Tuesday, October 2, 2007


According to Medieval Underwear III,

The Anglo-Saxons cross-gartered, of course; this refers to a practice of wrapping the (loosely fitting) hosen tightly to the legs with a crisscrossing band of ribbon. Labourers continue this practice for a long time past the Conquest, as a practical method of controlling their baggy hosen. While tunic styles were long (basically until the 14th c), the hosen could be gartered at the knees. Simple drawstrings also have served this purpose, as in the early hose (attributed to St. Germain) at the right.

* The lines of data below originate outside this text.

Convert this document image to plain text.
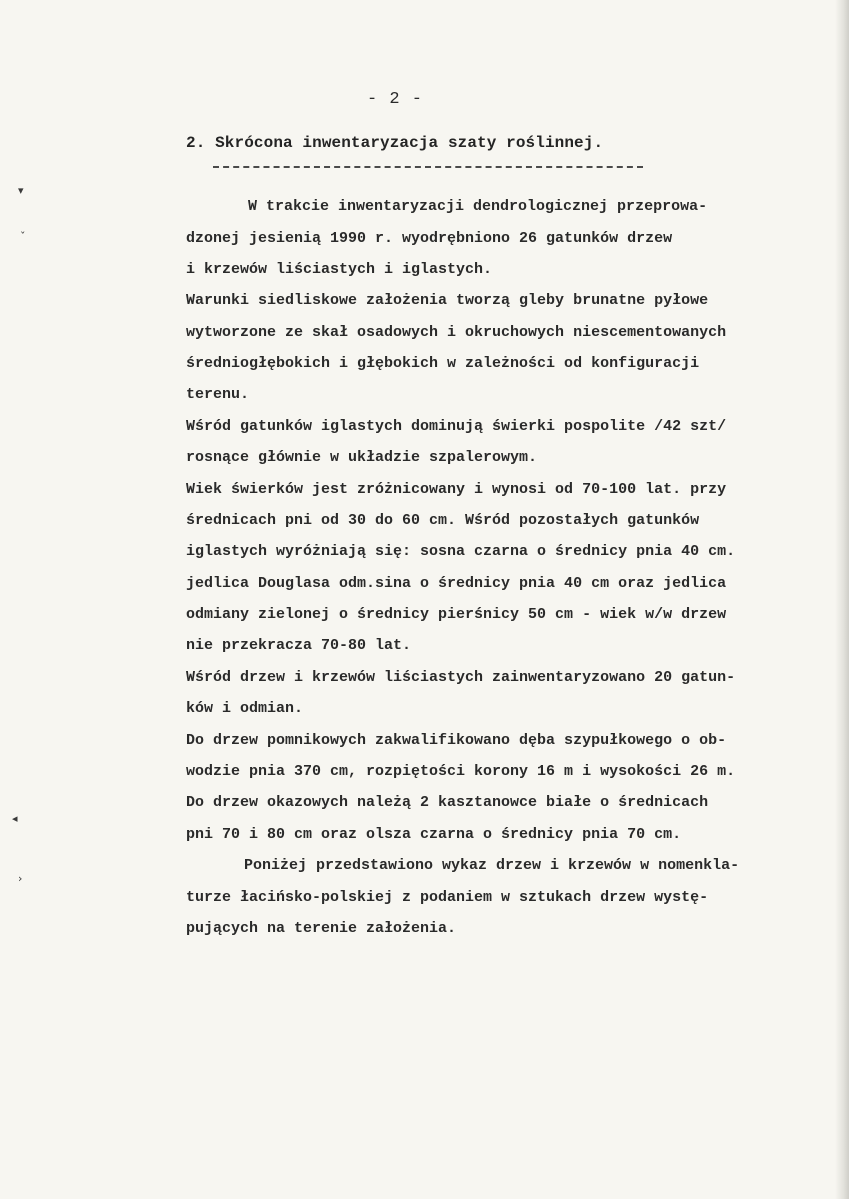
▾
ˇ
◂
›
- 2 -
2. Skrócona inwentaryzacja szaty roślinnej.
W trakcie inwentaryzacji dendrologicznej przeprowa-
dzonej jesienią 1990 r. wyodrębniono 26 gatunków drzew
i krzewów liściastych i iglastych.
Warunki siedliskowe założenia tworzą gleby brunatne pyłowe
wytworzone ze skał osadowych i okruchowych niescementowanych
średniogłębokich i głębokich w zależności od konfiguracji
terenu.
Wśród gatunków iglastych dominują świerki pospolite /42 szt/
rosnące głównie w układzie szpalerowym.
Wiek świerków jest zróżnicowany i wynosi od 70-100 lat. przy
średnicach pni od 30 do 60 cm. Wśród pozostałych gatunków
iglastych wyróżniają się: sosna czarna o średnicy pnia 40 cm.
jedlica Douglasa odm.sina o średnicy pnia 40 cm oraz jedlica
odmiany zielonej o średnicy pierśnicy 50 cm - wiek w/w drzew
nie przekracza 70-80 lat.
Wśród drzew i krzewów liściastych zainwentaryzowano 20 gatun-
ków i odmian.
Do drzew pomnikowych zakwalifikowano dęba szypułkowego o ob-
wodzie pnia 370 cm, rozpiętości korony 16 m i wysokości 26 m.
Do drzew okazowych należą 2 kasztanowce białe o średnicach
pni 70 i 80 cm oraz olsza czarna o średnicy pnia 70 cm.
Poniżej przedstawiono wykaz drzew i krzewów w nomenkla-
turze łacińsko-polskiej z podaniem w sztukach drzew wystę-
pujących na terenie założenia.
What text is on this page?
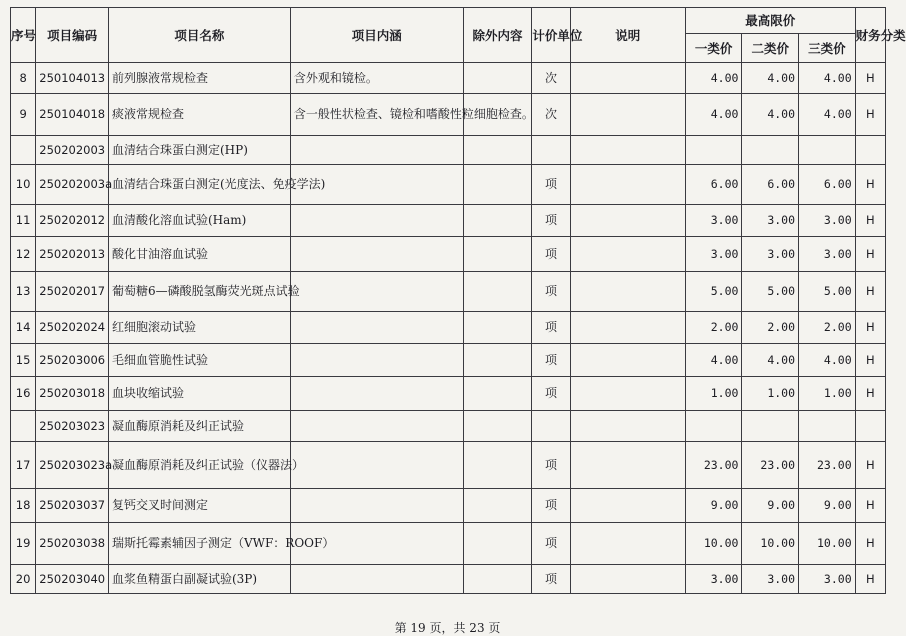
序号	项目编码	项目名称	项目内涵	除外内容	计价单位	说明	最高限价			财务分类
							一类价	二类价	三类价	
8	250104013	前列腺液常规检查	含外观和镜检。		次		4.00	4.00	4.00	H
9	250104018	痰液常规检查	含一般性状检查、镜检和嗜酸性粒细胞检查。		次		4.00	4.00	4.00	H
	250202003	血清结合珠蛋白测定(HP)								
10	250202003a	血清结合珠蛋白测定(光度法、免疫学法)			项		6.00	6.00	6.00	H
11	250202012	血清酸化溶血试验(Ham)			项		3.00	3.00	3.00	H
12	250202013	酸化甘油溶血试验			项		3.00	3.00	3.00	H
13	250202017	葡萄糖6—磷酸脱氢酶荧光斑点试验			项		5.00	5.00	5.00	H
14	250202024	红细胞滚动试验			项		2.00	2.00	2.00	H
15	250203006	毛细血管脆性试验			项		4.00	4.00	4.00	H
16	250203018	血块收缩试验			项		1.00	1.00	1.00	H
	250203023	凝血酶原消耗及纠正试验								
17	250203023a	凝血酶原消耗及纠正试验（仪器法）			项		23.00	23.00	23.00	H
18	250203037	复钙交叉时间测定			项		9.00	9.00	9.00	H
19	250203038	瑞斯托霉素辅因子测定（VWF：ROOF）			项		10.00	10.00	10.00	H
20	250203040	血浆鱼精蛋白副凝试验(3P)			项		3.00	3.00	3.00	H
第 19 页，共 23 页
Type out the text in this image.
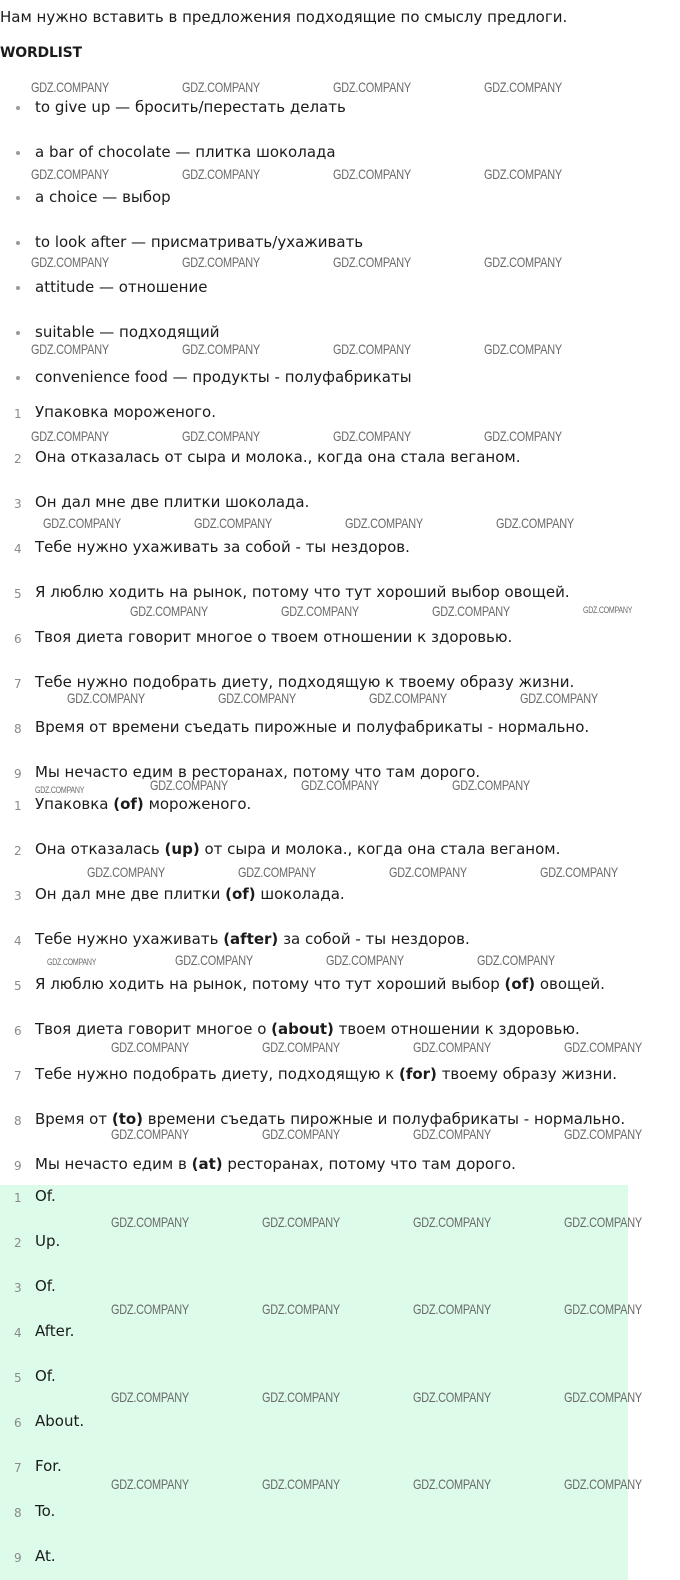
Нам нужно вставить в предложения подходящие по смыслу предлоги.
WORDLIST
to give up — бросить/перестать делать
a bar of chocolate — плитка шоколада
a choice — выбор
to look after — присматривать/ухаживать
attitude — отношение
suitable — подходящий
convenience food — продукты - полуфабрикаты
1 Упаковка мороженого.
2 Она отказалась от сыра и молока., когда она стала веганом.
3 Он дал мне две плитки шоколада.
4 Тебе нужно ухаживать за собой - ты нездоров.
5 Я люблю ходить на рынок, потому что тут хороший выбор овощей.
6 Твоя диета говорит многое о твоем отношении к здоровью.
7 Тебе нужно подобрать диету, подходящую к твоему образу жизни.
8 Время от времени съедать пирожные и полуфабрикаты - нормально.
9 Мы нечасто едим в ресторанах, потому что там дорого.
1 Упаковка (of) мороженого.
2 Она отказалась (up) от сыра и молока., когда она стала веганом.
3 Он дал мне две плитки (of) шоколада.
4 Тебе нужно ухаживать (after) за собой - ты нездоров.
5 Я люблю ходить на рынок, потому что тут хороший выбор (of) овощей.
6 Твоя диета говорит многое о (about) твоем отношении к здоровью.
7 Тебе нужно подобрать диету, подходящую к (for) твоему образу жизни.
8 Время от (to) времени съедать пирожные и полуфабрикаты - нормально.
9 Мы нечасто едим в (at) ресторанах, потому что там дорого.
1 Of.
2 Up.
3 Of.
4 After.
5 Of.
6 About.
7 For.
8 To.
9 At.
GDZ.COMPANY	GDZ.COMPANY	GDZ.COMPANY	GDZ.COMPANY
GDZ.COMPANY	GDZ.COMPANY	GDZ.COMPANY	GDZ.COMPANY
GDZ.COMPANY	GDZ.COMPANY	GDZ.COMPANY	GDZ.COMPANY
GDZ.COMPANY	GDZ.COMPANY	GDZ.COMPANY	GDZ.COMPANY
GDZ.COMPANY	GDZ.COMPANY	GDZ.COMPANY	GDZ.COMPANY
GDZ.COMPANY	GDZ.COMPANY	GDZ.COMPANY	GDZ.COMPANY
GDZ.COMPANY	GDZ.COMPANY	GDZ.COMPANY
GDZ.COMPANY	GDZ.COMPANY	GDZ.COMPANY	GDZ.COMPANY
GDZ.COMPANY	GDZ.COMPANY	GDZ.COMPANY
GDZ.COMPANY	GDZ.COMPANY	GDZ.COMPANY	GDZ.COMPANY
GDZ.COMPANY	GDZ.COMPANY	GDZ.COMPANY
GDZ.COMPANY	GDZ.COMPANY	GDZ.COMPANY	GDZ.COMPANY
GDZ.COMPANY	GDZ.COMPANY	GDZ.COMPANY	GDZ.COMPANY
GDZ.COMPANY	GDZ.COMPANY	GDZ.COMPANY	GDZ.COMPANY
GDZ.COMPANY	GDZ.COMPANY	GDZ.COMPANY	GDZ.COMPANY
GDZ.COMPANY	GDZ.COMPANY	GDZ.COMPANY	GDZ.COMPANY
GDZ.COMPANY	GDZ.COMPANY	GDZ.COMPANY	GDZ.COMPANY
GDZ.COMPANY
GDZ.COMPANY
GDZ.COMPANY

After the rise of the hemlines, of course, garters continued to serve a purpose keeping hosen snug just below the knees, making them less likely to snag, and emphasizing the curve of the calves.
Woven cloth garters from the 14th c have been found in London excavations [T&C p143-4]. Scraps of cloth were also pressed into service as garters; T&C [p104] documents a twill unhemmed band tied forevermore as a garter. Occasional drawings suggest bejeweled or otherwise decorated garters; these might have been made of leather, but I am not aware of any firm archaeological evidence. The famous badge of the Order of the Garter appears in its earliest depictions (ca. Edward III) to be a leather garter with buckle and buckle piercings.

Therefore, anything amazing is likely unnecessary in this case, but I'm going to do a little more research to see if I can find anything more definitive.